Media Balk at Trump Calling Wuhan Virus 'Foreign'

Acosta: 'Going to come across to a lot of Americans as smacking of xenophobia'

March 12, 2020

President Donald Trump's referral to the Wuhan coronavirus as a "foreign virus" in Wednesday's national address has drawn sharp criticism from members of the media.

CNN White House correspondent Jim Acosta said Trump's language in his Oval Office speech could come off as xenophobic to "a lot of Americans."

"Now, why the president would go as far as to describe it as a foreign virus? That is something we'll also be asking questions about," he said Wednesday. "But it should be pointed out that Stephen Miller, who is an immigration hardliner ... was a driving force in writing this speech. I think it is going to come across to a lot of Americans as smacking of xenophobia to use that kind of term in this speech."

Acosta, however, quoted a CNN article using the phrase "Wuhan Coronavirus" in a tweet on Jan. 23.

A CNN article by Paul LeBlanc addressed Trump's language and said, "The characterization of the global pandemic as a foreign virus aligns with how some Trump allies have described the coronavirus in recent days, which critics have called xenophobic."

"The militaristic, nationalistic language of Trump's speech tonight is striking," New Yorker staff writer Susan Glasser wrote on Twitter. "A 'foreign virus,' keeping out China and Europe. But the virus is already here in America."

CNN national security analyst and former Obama administration official Lisa Monaco connected Trump's rhetoric to his order to restrict travel to the United States from most of Europe.

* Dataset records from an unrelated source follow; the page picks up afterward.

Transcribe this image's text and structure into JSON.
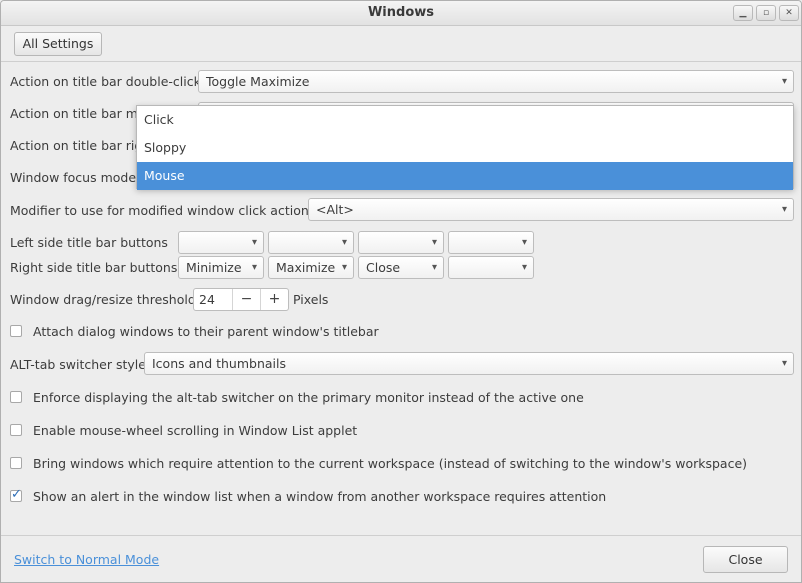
{
  "window": {
    "title": "Windows",
    "controls": [
      "minimize-icon",
      "maximize-icon",
      "close-icon"
    ]
  },
  "toolbar": {
    "all_settings_label": "All Settings"
  },
  "settings": {
    "double_click": {
      "label": "Action on title bar double-click",
      "value": "Toggle Maximize"
    },
    "middle_click": {
      "label": "Action on title bar middle-click"
    },
    "right_click": {
      "label": "Action on title bar right-click"
    },
    "focus_mode": {
      "label": "Window focus mode"
    },
    "modifier": {
      "label": "Modifier to use for modified window click actions",
      "value": "<Alt>"
    },
    "left_buttons": {
      "label": "Left side title bar buttons",
      "values": [
        "",
        "",
        "",
        ""
      ]
    },
    "right_buttons": {
      "label": "Right side title bar buttons",
      "values": [
        "Minimize",
        "Maximize",
        "Close",
        ""
      ]
    },
    "drag_threshold": {
      "label": "Window drag/resize threshold",
      "value": "24",
      "unit": "Pixels",
      "minus": "−",
      "plus": "+"
    },
    "attach_dialogs": {
      "label": "Attach dialog windows to their parent window's titlebar",
      "checked": false
    },
    "alttab": {
      "label": "ALT-tab switcher style",
      "value": "Icons and thumbnails"
    },
    "alttab_primary": {
      "label": "Enforce displaying the alt-tab switcher on the primary monitor instead of the active one",
      "checked": false
    },
    "mousewheel": {
      "label": "Enable mouse-wheel scrolling in Window List applet",
      "checked": false
    },
    "bring_windows": {
      "label": "Bring windows which require attention to the current workspace (instead of switching to the window's workspace)",
      "checked": false
    },
    "show_alert": {
      "label": "Show an alert in the window list when a window from another workspace requires attention",
      "checked": true
    }
  },
  "focus_dropdown": {
    "options": [
      "Click",
      "Sloppy",
      "Mouse"
    ],
    "selected": "Mouse"
  },
  "footer": {
    "switch_mode_label": "Switch to Normal Mode",
    "close_label": "Close"
  },
  "colors": {
    "accent": "#4a90d9",
    "background": "#ededed"
  }
}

"I don't think the travel restrictions are the panacea here, nor is labeling it a foreign virus," she said Thursday.

CNN New Day anchor Alisyn Camerota also referenced Trump's words on Tuesday, saying "obviously viruses don't have a nationality."

On CBS This Morning, fill-in anchor Michelle Miller asked White House correspondent Major Garrett what Trump had "accomplished by making this an outsider's problem."

"It is kind of an America-first rhetorical flourish that has nothing to do with public health, safety, or public health communication," Garrett said.

Reporters and pundits live-tweeting Trump's Oval Office address scare-quoted or criticized his use of the term.

Trump's "War Room" Twitter account compiled a montage of CNN and MSNBC figures referring to the coronavirus as a "Wuhan" or "Chinese" virus. The coronavirus's first reported occurrence was in Wuhan, China, in December 2019.

The United States has reported more than 1,300 cases and 38 deaths from coronavirus as of Thursday, with those numbers expected to grow sharply. Now characterized as a pandemic by the World Health Organization, the coronavirus has caused markets to slide over fears of a global economic downturn.